Sanctuary in Bromley
A million Belgians fled their homes as the German armies swept into Belgium in the early months of the war and it is estimated that nearly 250,000 Belgians reached English shores. According to local newspaper reports, ‘a considerable number had come to Bromley [which had become] quite a mecca to them’.
Bromley newspapers reported that around 4500 Belgians arrived at Folkestone on Wednesday 14th October 1914, with some 250 arriving in Bromley South Station later that day.
Houses in Beckenham, Anerley and Shortlands were immediately provided with furniture and bedding for the first arrivals and more in other parts of the borough followed.
Living in Bromley
Eleven centres across the borough, including Bromley Cottage Hospital and the Rookery at Bromley Common amongst other institutions were able to accommodate 279 refugees. Previously unoccupied houses were made available, free of local taxes and sometimes free electricity was also provided. Many children went to local schools and a special school for Belgian children was opened in Copers Cope Road, Beckenham.
Fund Raising for the Refugees
The needs of the refugees were met by local voluntary groups.
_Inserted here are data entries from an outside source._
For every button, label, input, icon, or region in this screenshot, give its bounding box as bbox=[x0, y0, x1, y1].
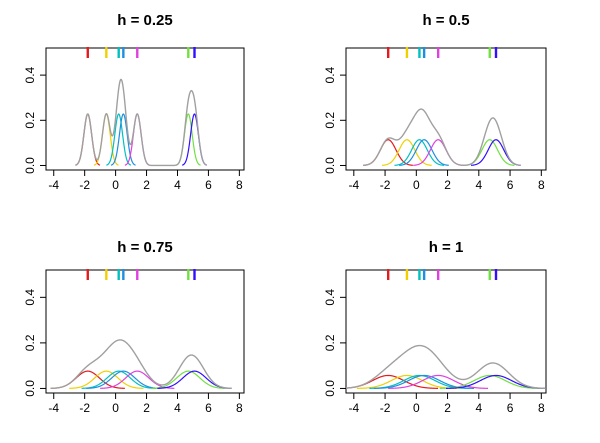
panel-title: h = 0.25 bbox=[117, 12, 172, 29]
panel-title: h = 0.75 bbox=[117, 239, 172, 256]
x-tick-label: 6 bbox=[507, 178, 514, 192]
x-tick-label: 6 bbox=[205, 178, 212, 192]
y-tick-label: 0.0 bbox=[23, 157, 37, 174]
density-curves bbox=[50, 339, 232, 390]
density-total-curve bbox=[75, 78, 207, 167]
x-tick-label: -4 bbox=[48, 178, 59, 192]
kernel-curve bbox=[86, 370, 161, 389]
x-tick-label: 8 bbox=[236, 178, 243, 192]
kernel-curve bbox=[363, 139, 413, 166]
kernel-curve bbox=[439, 374, 540, 389]
density-total-curve bbox=[346, 344, 546, 390]
plot-frame bbox=[345, 269, 547, 394]
y-tick-label: 0.0 bbox=[23, 380, 37, 397]
kernel-curve bbox=[81, 370, 156, 389]
x-tick-label: 2 bbox=[143, 178, 150, 192]
y-tick-label: 0.4 bbox=[323, 66, 337, 83]
kernel-curve bbox=[381, 139, 432, 166]
x-tick-label: 2 bbox=[143, 401, 150, 415]
x-tick-label: 4 bbox=[475, 401, 482, 415]
kernel-curve bbox=[399, 139, 449, 166]
y-tick-label: 0.4 bbox=[23, 66, 37, 83]
y-tick-label: 0.4 bbox=[23, 289, 37, 306]
x-tick-label: 0 bbox=[413, 401, 420, 415]
y-tick-label: 0.0 bbox=[323, 157, 337, 174]
kernel-curve bbox=[470, 139, 521, 166]
panel-h-025: h = 0.25 -4 -2 0 2 4 6 8 0.0 0.2 0.4 bbox=[23, 12, 245, 192]
x-tick-label: 8 bbox=[538, 178, 545, 192]
y-tick-label: 0.2 bbox=[323, 334, 337, 351]
panel-title: h = 1 bbox=[429, 239, 464, 256]
x-tick-label: -4 bbox=[348, 178, 359, 192]
kernel-curve bbox=[69, 370, 144, 389]
kernel-curve bbox=[413, 139, 463, 166]
x-tick-label: 4 bbox=[174, 178, 181, 192]
x-tick-label: 0 bbox=[112, 401, 119, 415]
x-tick-label: -2 bbox=[380, 401, 391, 415]
panel-h-05: h = 0.5 -4 -2 0 2 4 6 8 0.0 0.2 0.4 bbox=[323, 12, 547, 192]
panel-title: h = 0.5 bbox=[422, 12, 469, 29]
x-tick-label: -4 bbox=[348, 401, 359, 415]
kernel-curve bbox=[388, 374, 489, 389]
x-tick-label: 4 bbox=[174, 401, 181, 415]
x-tick-label: -2 bbox=[79, 178, 90, 192]
y-tick-label: 0.2 bbox=[23, 112, 37, 129]
x-tick-label: 4 bbox=[475, 178, 482, 192]
y-tick-label: 0.0 bbox=[323, 380, 337, 397]
kernel-curve bbox=[106, 113, 132, 166]
kernel-curve bbox=[394, 139, 445, 166]
plot-frame bbox=[45, 269, 245, 394]
y-tick-label: 0.4 bbox=[323, 289, 337, 306]
x-tick-label: 8 bbox=[236, 401, 243, 415]
x-tick-label: 8 bbox=[538, 401, 545, 415]
density-curves bbox=[75, 78, 207, 167]
density-total-curve bbox=[50, 339, 232, 390]
x-tick-label: -2 bbox=[79, 401, 90, 415]
kernel-curve bbox=[110, 113, 136, 166]
x-tick-label: 6 bbox=[507, 401, 514, 415]
y-tick-label: 0.2 bbox=[323, 112, 337, 129]
x-tick-label: 6 bbox=[205, 401, 212, 415]
density-curves bbox=[346, 344, 546, 390]
kernel-curve bbox=[151, 370, 226, 389]
y-tick-label: 0.2 bbox=[23, 334, 37, 351]
panel-plot-area: -4 -2 0 2 4 6 8 0.0 0.2 0.4 bbox=[323, 47, 547, 192]
kernel-curve bbox=[75, 113, 101, 166]
panel-h-075: h = 0.75 -4 -2 0 2 4 6 8 0.0 0.2 0.4 bbox=[23, 239, 245, 415]
plot-frame bbox=[345, 47, 547, 171]
density-total-curve bbox=[363, 108, 521, 167]
plot-frame bbox=[45, 47, 245, 171]
x-tick-label: -4 bbox=[48, 401, 59, 415]
panel-plot-area: -4 -2 0 2 4 6 8 0.0 0.2 0.4 bbox=[23, 269, 245, 415]
panel-h-1: h = 1 -4 -2 0 2 4 6 8 0.0 0.2 0.4 bbox=[323, 239, 547, 415]
panel-plot-area: -4 -2 0 2 4 6 8 0.0 0.2 0.4 bbox=[323, 269, 547, 415]
x-tick-label: 2 bbox=[444, 401, 451, 415]
density-curves bbox=[363, 108, 521, 167]
x-tick-label: -2 bbox=[380, 178, 391, 192]
x-tick-label: 0 bbox=[413, 178, 420, 192]
x-tick-label: 0 bbox=[112, 178, 119, 192]
kernel-curve bbox=[356, 374, 457, 389]
panel-plot-area: -4 -2 0 2 4 6 8 0.0 0.2 0.4 bbox=[23, 47, 245, 192]
x-tick-label: 2 bbox=[444, 178, 451, 192]
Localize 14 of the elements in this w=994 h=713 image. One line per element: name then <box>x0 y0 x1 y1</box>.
Many fund raising activities were arranged; the Penge Urban District Council minutes record permission given for a hall to be made available for four concerts to raise money for Belgian refugees in late 1914.
Thank You Britain
The Belgian refugees were generally welcomed into the community and assimilated well but at the end of the war most returned to Belgium. As thanks for Britain’s help to the refugees, a memorial was unveiled in 1920 on the Victoria Embankment in London:
‘To the British Nation from the grateful people of Belgium 1914-18’.